Łukasz właśnie szuka dla siebie badania. W jego przypadku najtrudniej zgrać termin pobytu w klinice ze studiami oraz wyjazdami. Oczywiście interesują go tylko te z wyższej półki cenowej, a więc powyżej 2,5 tys. funtów. Jego dane mają dwie główne kliniki w Londynie.
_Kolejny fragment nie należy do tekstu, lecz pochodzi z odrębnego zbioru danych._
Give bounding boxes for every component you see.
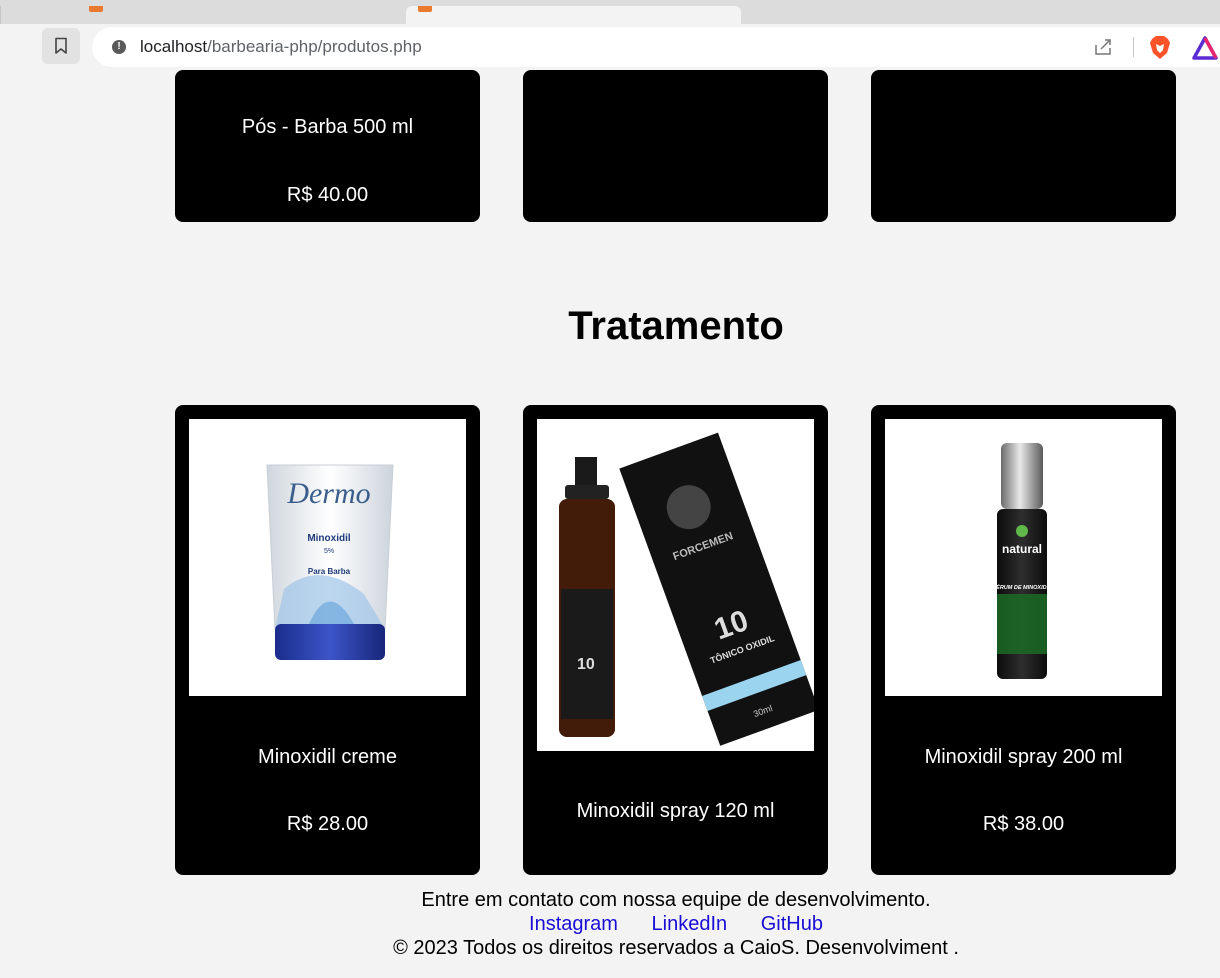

– Dzwonię do Parexel albo Quintiles i pytam o nadchodzące triale, o daty i wymagania, no i oczywiście o wynagrodzenie – opowiada. Choć w internecie pojawia się wiele ofert, tak naprawdę wybór nie jest łatwy. – Musisz pamiętać, że na kolejne badanie możesz się zgłosić dopiero po trzech miesiącach. Warto znaleźć coś dobrze płatnego – dodaje. Łatwo policzyć, że w ciągu roku jedna osoba może zrobić trzy do czterech triali. Choć lekarze przestrzegają przed zbyt częstym udziałem w testach klinicznych, to Łukasz z pewnością w głosie przyznaje, że nigdy nie miał efektów ubocznych i nie ma zamiaru rezygnować z udziału w badaniach.